I came to Minneapolis from Boston in 1987. Within weeks of my arrival, John’s name entered my consciousness while I browsed in Calhoun Square’s Odegaard Bookstore (now Borders). "America’s Northern Heartland" caught my attention and I recall looking though it at length. I left wondering what exactly, "a geography" is. I was, to be sure, clueless — but curious and excited by it, too.

Less than a year later, I was a graduate student in geography at The U, with John as my professor for his definitive "Geography of Minnesota" course. I’d been told that Professor Borchert’s door was "always open" and that stopping by his office would be a good idea. "You’ll like each other," Clark Chambers suggested.

And John’s door really was open. Like a thousand students before me, I just meandered in. And as he’d no doubt done a thousand times, Professor Borchert put aside whatever it was he was working on and gave me his full attention. He was intensely interested in who I was, where I was from, what form and directions my interests were taking — and how we might work together.

No matter that I was already 42 and John was a few months from beginning his phased retirement: The Borchert style of warmth, interest and openness was his trademark in 1988, as it was forty years earlier, when he and Jane moved to Minnesota with their children.

Not long afterwards, having enrolled in a land-use seminar with John, I turned out to be the only student. No problem: for the first session, the two us chatted about metro area issues non-stop for three hours, laying out a research plan on which we collaborated over the next couple of years.

It was my exceptional good fortune that the two of us became fast friends. What an honor and pleasure it was to get to know John and his wife Jane intimately over these years. During that time, I’ve spent time as well with Dianne, Bill, Bob and David — and their spouses and children as well. each of the many exceptional members of the extended Borchert Clan has treated me as an extended family member with a characteristic graciousness that is sincerely appreciated.

Though I moved to Washington. in 1992, our relationship continued to flourish. Both of us enjoyed discovering and sharing news articles, data sets and assorted factoids that piqued our mutual interests. This relationship was important to both of us and persisted during the seven years I was away from Minnesota and in the two since my return.

John Borchert’s priority of describing the world as it exists, measuring its changes over time and documenting these continuing alterations captivated me from the outset. His focus on scrupulous observation, data collection and broad-ranging, thorough analysis —coupled of course with mental maps and real-world mapping — influences my own methods of approaching problems to this day.

John believed firmly in using collected data as a springboard for intelligent, considered action. He emphasized, time and again, that the best decisions can be made — be they by individuals, families, organizations or governments —starting with solid, accurate information. Forty years after the event, John’s eyes still sparkled with excitement as he recalled staying up for hours on the Moscow-St., Petersburg train in the last 1950s, introducing to puzzled but curious Russian academics the varied wonders of the "Statistical Abstract of the United States."

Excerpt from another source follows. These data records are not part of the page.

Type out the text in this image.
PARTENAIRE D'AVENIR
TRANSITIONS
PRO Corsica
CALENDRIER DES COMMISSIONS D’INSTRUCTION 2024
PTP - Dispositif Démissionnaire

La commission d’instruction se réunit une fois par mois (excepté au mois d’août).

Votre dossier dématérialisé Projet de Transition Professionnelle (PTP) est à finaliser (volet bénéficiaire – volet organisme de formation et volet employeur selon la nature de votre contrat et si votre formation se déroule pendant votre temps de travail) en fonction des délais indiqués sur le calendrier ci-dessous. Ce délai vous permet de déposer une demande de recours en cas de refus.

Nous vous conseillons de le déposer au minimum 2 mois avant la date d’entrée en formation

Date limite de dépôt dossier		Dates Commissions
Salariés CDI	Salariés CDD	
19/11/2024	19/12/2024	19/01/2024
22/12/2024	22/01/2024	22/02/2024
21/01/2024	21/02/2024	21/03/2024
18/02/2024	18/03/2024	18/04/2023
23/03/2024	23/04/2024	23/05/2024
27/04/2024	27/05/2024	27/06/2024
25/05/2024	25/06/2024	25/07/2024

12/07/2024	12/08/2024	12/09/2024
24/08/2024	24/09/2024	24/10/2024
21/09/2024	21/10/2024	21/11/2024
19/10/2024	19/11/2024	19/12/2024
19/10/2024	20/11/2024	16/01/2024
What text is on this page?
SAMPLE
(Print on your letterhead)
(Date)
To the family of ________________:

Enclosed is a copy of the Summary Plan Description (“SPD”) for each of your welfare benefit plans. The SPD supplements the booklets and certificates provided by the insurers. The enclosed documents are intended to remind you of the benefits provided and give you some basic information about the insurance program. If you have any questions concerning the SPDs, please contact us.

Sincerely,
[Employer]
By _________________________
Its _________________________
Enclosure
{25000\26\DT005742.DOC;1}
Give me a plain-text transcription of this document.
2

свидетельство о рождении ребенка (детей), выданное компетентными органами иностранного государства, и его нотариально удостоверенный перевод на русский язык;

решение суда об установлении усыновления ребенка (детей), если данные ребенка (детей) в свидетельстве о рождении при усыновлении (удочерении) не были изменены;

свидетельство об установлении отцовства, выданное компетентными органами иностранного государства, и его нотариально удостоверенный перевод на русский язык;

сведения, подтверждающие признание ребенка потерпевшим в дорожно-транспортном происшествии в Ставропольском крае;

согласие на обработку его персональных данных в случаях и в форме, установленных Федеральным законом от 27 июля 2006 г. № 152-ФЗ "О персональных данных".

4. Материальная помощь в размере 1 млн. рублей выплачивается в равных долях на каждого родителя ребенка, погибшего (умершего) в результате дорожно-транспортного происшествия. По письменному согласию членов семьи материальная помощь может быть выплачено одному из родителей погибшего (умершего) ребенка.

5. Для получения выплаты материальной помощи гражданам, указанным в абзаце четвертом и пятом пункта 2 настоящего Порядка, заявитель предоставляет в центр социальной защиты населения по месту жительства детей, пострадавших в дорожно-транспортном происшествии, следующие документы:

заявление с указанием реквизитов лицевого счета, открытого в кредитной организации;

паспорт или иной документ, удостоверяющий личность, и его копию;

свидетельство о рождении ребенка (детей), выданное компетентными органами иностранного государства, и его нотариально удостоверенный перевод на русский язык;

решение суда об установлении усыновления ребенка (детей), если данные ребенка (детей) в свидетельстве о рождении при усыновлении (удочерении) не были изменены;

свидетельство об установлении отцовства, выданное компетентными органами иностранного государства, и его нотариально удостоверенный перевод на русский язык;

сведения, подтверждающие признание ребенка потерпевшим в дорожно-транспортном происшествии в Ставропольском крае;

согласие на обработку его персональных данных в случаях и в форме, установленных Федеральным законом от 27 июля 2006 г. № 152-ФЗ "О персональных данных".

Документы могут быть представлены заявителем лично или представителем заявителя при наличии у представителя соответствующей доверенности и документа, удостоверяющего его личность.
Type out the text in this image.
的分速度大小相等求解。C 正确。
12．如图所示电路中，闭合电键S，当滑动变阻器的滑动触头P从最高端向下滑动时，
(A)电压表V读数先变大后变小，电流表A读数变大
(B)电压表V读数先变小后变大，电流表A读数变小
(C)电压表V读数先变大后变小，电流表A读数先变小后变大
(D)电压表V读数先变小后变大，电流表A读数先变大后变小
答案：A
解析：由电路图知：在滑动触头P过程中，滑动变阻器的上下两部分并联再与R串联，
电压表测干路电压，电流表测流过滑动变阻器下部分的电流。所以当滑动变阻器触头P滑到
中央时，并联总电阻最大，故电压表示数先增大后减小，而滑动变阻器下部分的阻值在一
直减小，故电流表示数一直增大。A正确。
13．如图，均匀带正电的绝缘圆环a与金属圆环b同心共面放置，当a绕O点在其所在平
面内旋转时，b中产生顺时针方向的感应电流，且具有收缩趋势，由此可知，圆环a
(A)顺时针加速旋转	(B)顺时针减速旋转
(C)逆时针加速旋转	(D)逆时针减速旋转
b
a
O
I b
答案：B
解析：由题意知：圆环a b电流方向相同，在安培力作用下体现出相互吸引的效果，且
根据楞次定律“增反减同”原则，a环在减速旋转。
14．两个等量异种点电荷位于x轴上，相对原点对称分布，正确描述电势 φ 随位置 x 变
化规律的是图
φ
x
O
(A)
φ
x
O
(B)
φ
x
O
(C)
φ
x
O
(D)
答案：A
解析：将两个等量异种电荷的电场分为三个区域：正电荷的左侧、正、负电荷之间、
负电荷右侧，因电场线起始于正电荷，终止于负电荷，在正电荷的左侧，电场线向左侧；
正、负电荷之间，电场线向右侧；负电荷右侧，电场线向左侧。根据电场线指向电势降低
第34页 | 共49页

Viewing what we see around us every day as parts of larger, complex systems and trying to see ourselves at different scales were crucial themes of his that helped make geography real to those with whom he interacted.

Of many endearing traits, perhaps most memorable for me was John’s M.O. of complete and undivided attention. When speaking with John, you never doubted for a moment that he was fully engaged in the conversation. Weeks later, he’d follow up even the most casual comment with a relevant anecdote, an opinion or insight, a new idea.

I’m lucky to have encountered John Borchert and honored to have been good friends with him for more than a decade.